Mexico has announced and published the phytosanitary requirements for the entry of Chilean citrus fruits into the country. According to Simfruit, this milestone was achieved after Rodrigo Astete, head of SAG's Agricultural, Forestry, and Seeds Division, Miguel Canala-Echeverria, the general manager of ASOEX, and Mario Hernandez, the coordinator of the Agricultural Office of the Embassy of Chile, met in March in Mexico with authorities of the National Health, Safety, and Agrifood Quality Service of Mexico (Senasica) to analyze topics of mutual interest in matters of bilateral trade in fruits.

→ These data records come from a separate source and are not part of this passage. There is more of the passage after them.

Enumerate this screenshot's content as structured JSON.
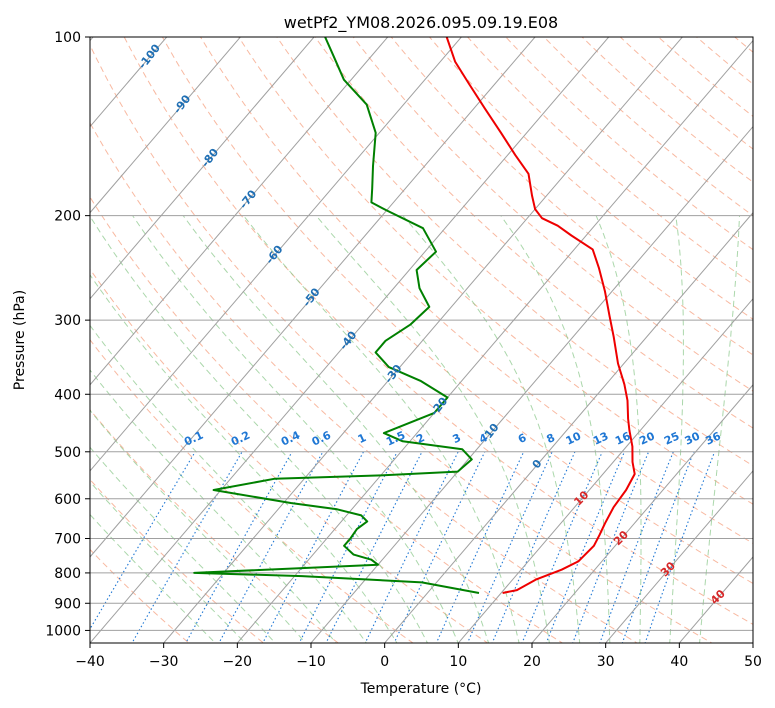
{
  "chart_data": {
    "type": "line",
    "title": "wetPf2_YM08.2026.095.09.19.E08",
    "xlabel": "Temperature (°C)",
    "ylabel": "Pressure (hPa)",
    "xlim": [
      -40,
      50
    ],
    "ylim": [
      1050,
      100
    ],
    "y_scale": "log",
    "x_ticks": [
      -40,
      -30,
      -20,
      -10,
      0,
      10,
      20,
      30,
      40,
      50
    ],
    "y_ticks": [
      100,
      200,
      300,
      400,
      500,
      600,
      700,
      800,
      900,
      1000
    ],
    "skew": true,
    "grid": true,
    "colors": {
      "temperature": "#ee0000",
      "dewpoint": "#008000",
      "isotherm": "#a0a0a0",
      "dry_adiabat": "#f5a182",
      "moist_adiabat": "#8fc98f",
      "mixing_ratio": "#1f77d4",
      "isotherm_label": "#1f6fb4",
      "adiabat_label": "#d62728"
    },
    "series": [
      {
        "key": "temperature",
        "points": [
          [
            10.2,
            865
          ],
          [
            11.8,
            855
          ],
          [
            13.2,
            820
          ],
          [
            15.5,
            790
          ],
          [
            16.8,
            765
          ],
          [
            17.1,
            720
          ],
          [
            16.6,
            690
          ],
          [
            16.0,
            660
          ],
          [
            15.3,
            620
          ],
          [
            15.0,
            580
          ],
          [
            14.3,
            545
          ],
          [
            12.6,
            520
          ],
          [
            10.8,
            490
          ],
          [
            8.5,
            460
          ],
          [
            7.0,
            440
          ],
          [
            4.8,
            410
          ],
          [
            2.5,
            385
          ],
          [
            -0.8,
            355
          ],
          [
            -4.5,
            320
          ],
          [
            -7.5,
            295
          ],
          [
            -11.0,
            268
          ],
          [
            -14.5,
            245
          ],
          [
            -17.5,
            228
          ],
          [
            -22.0,
            216
          ],
          [
            -25.0,
            208
          ],
          [
            -28.0,
            202
          ],
          [
            -30.0,
            195
          ],
          [
            -32.0,
            185
          ],
          [
            -35.0,
            170
          ],
          [
            -39.0,
            158
          ],
          [
            -43.5,
            145
          ],
          [
            -48.5,
            132
          ],
          [
            -53.5,
            120
          ],
          [
            -58.0,
            110
          ],
          [
            -62.0,
            100
          ]
        ]
      },
      {
        "key": "dewpoint",
        "points": [
          [
            7.0,
            865
          ],
          [
            -2.0,
            830
          ],
          [
            -19.0,
            810
          ],
          [
            -34.0,
            800
          ],
          [
            -10.0,
            775
          ],
          [
            -11.5,
            760
          ],
          [
            -14.5,
            745
          ],
          [
            -16.8,
            720
          ],
          [
            -16.8,
            700
          ],
          [
            -17.0,
            675
          ],
          [
            -16.5,
            655
          ],
          [
            -18.0,
            640
          ],
          [
            -22.0,
            625
          ],
          [
            -29.0,
            610
          ],
          [
            -41.0,
            580
          ],
          [
            -34.0,
            555
          ],
          [
            -20.0,
            548
          ],
          [
            -10.0,
            540
          ],
          [
            -9.5,
            515
          ],
          [
            -12.0,
            495
          ],
          [
            -21.0,
            480
          ],
          [
            -24.5,
            465
          ],
          [
            -20.0,
            430
          ],
          [
            -20.0,
            405
          ],
          [
            -25.5,
            380
          ],
          [
            -31.5,
            360
          ],
          [
            -35.0,
            340
          ],
          [
            -35.0,
            325
          ],
          [
            -33.5,
            305
          ],
          [
            -33.0,
            285
          ],
          [
            -36.5,
            265
          ],
          [
            -39.0,
            247
          ],
          [
            -38.5,
            230
          ],
          [
            -43.0,
            210
          ],
          [
            -50.0,
            196
          ],
          [
            -53.0,
            190
          ],
          [
            -54.5,
            180
          ],
          [
            -57.0,
            165
          ],
          [
            -60.5,
            145
          ],
          [
            -65.0,
            130
          ],
          [
            -71.0,
            118
          ],
          [
            -75.0,
            108
          ],
          [
            -78.5,
            100
          ]
        ]
      }
    ],
    "isotherm_labels": [
      "-100",
      "-90",
      "-80",
      "-70",
      "-60",
      "-50",
      "-40",
      "-30",
      "-20",
      "-10",
      "0"
    ],
    "mixing_ratio_labels": [
      "0.1",
      "0.2",
      "0.4",
      "0.6",
      "1",
      "1.5",
      "2",
      "3",
      "4",
      "6",
      "8",
      "10",
      "13",
      "16",
      "20",
      "25",
      "30",
      "36"
    ],
    "dry_adiabat_labels": [
      "10",
      "20",
      "30",
      "40"
    ]
  }
}
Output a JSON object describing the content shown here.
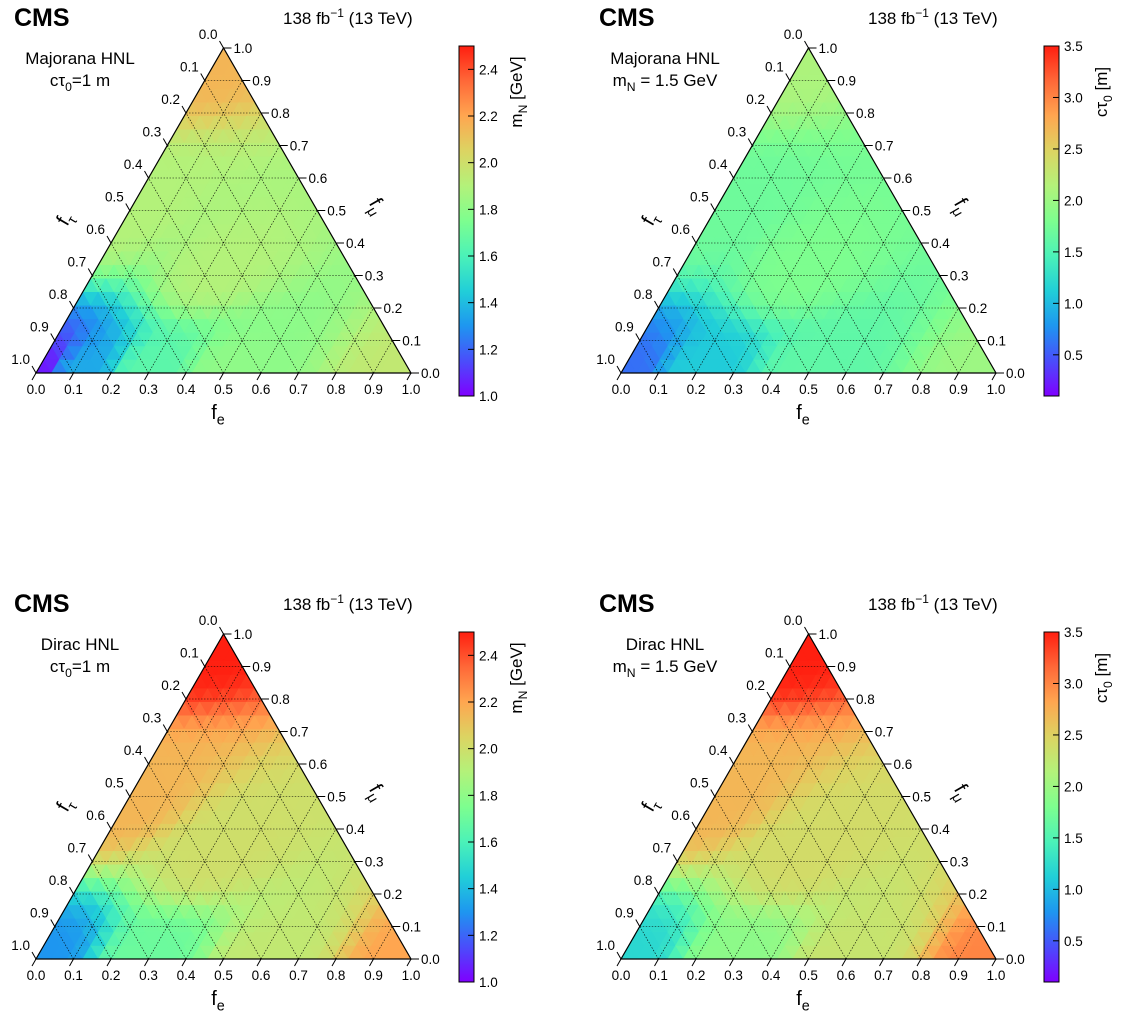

At the meetings, the parties agreed that Senasica would publish the phytosanitary requirements for the entry of Chilean citrus fruits (lemons, clementines, and mandarins) to the Mexican market, which happened on March 17, and that Chile would initiate the respective actions to open the Chilean market to Mexican limes.
Rodrigo Astete, from the SAG, highlighted the importance of opening this market for Chilean citrus. “Since 2008, there has been a change in phytosanitary requirements for clementines, requiring the application of a treatment with methyl bromide that directly impacted the quality of the fruit due to phytotoxicity, which generated a disincentive to export to Mexico. In 2012, Chile and Mexico started negotiations so the Chilean lemon (Citrus limon) could access the Mexican market, but substantial progress was only achieved in 2019 when the Chilean clementines, mandarins, and lemons were grouped so they would have to comply with the same phytosanitary measures, which are established by Mexico's SENASICA and agreed upon by both countries. As a result, in 2023 the Chilean counter-season citrus productions gained access to the Mexican market.”
“It's worth noting that the inspections are the main phytosanitary measure. This allows our export product to arrive with excellent post-harvest quality, increasing the interest of Mexican consumers and improving our competitiveness in that country.”
“This is very positive news for ASOEX, not only because it means that our shipments will be made under an inspection system, allowing us to deliver fruit of better quality and condition to consumers, but also because it expands and diversifies our citrus' destination markets,” stated Miguel Canala-Echeverria.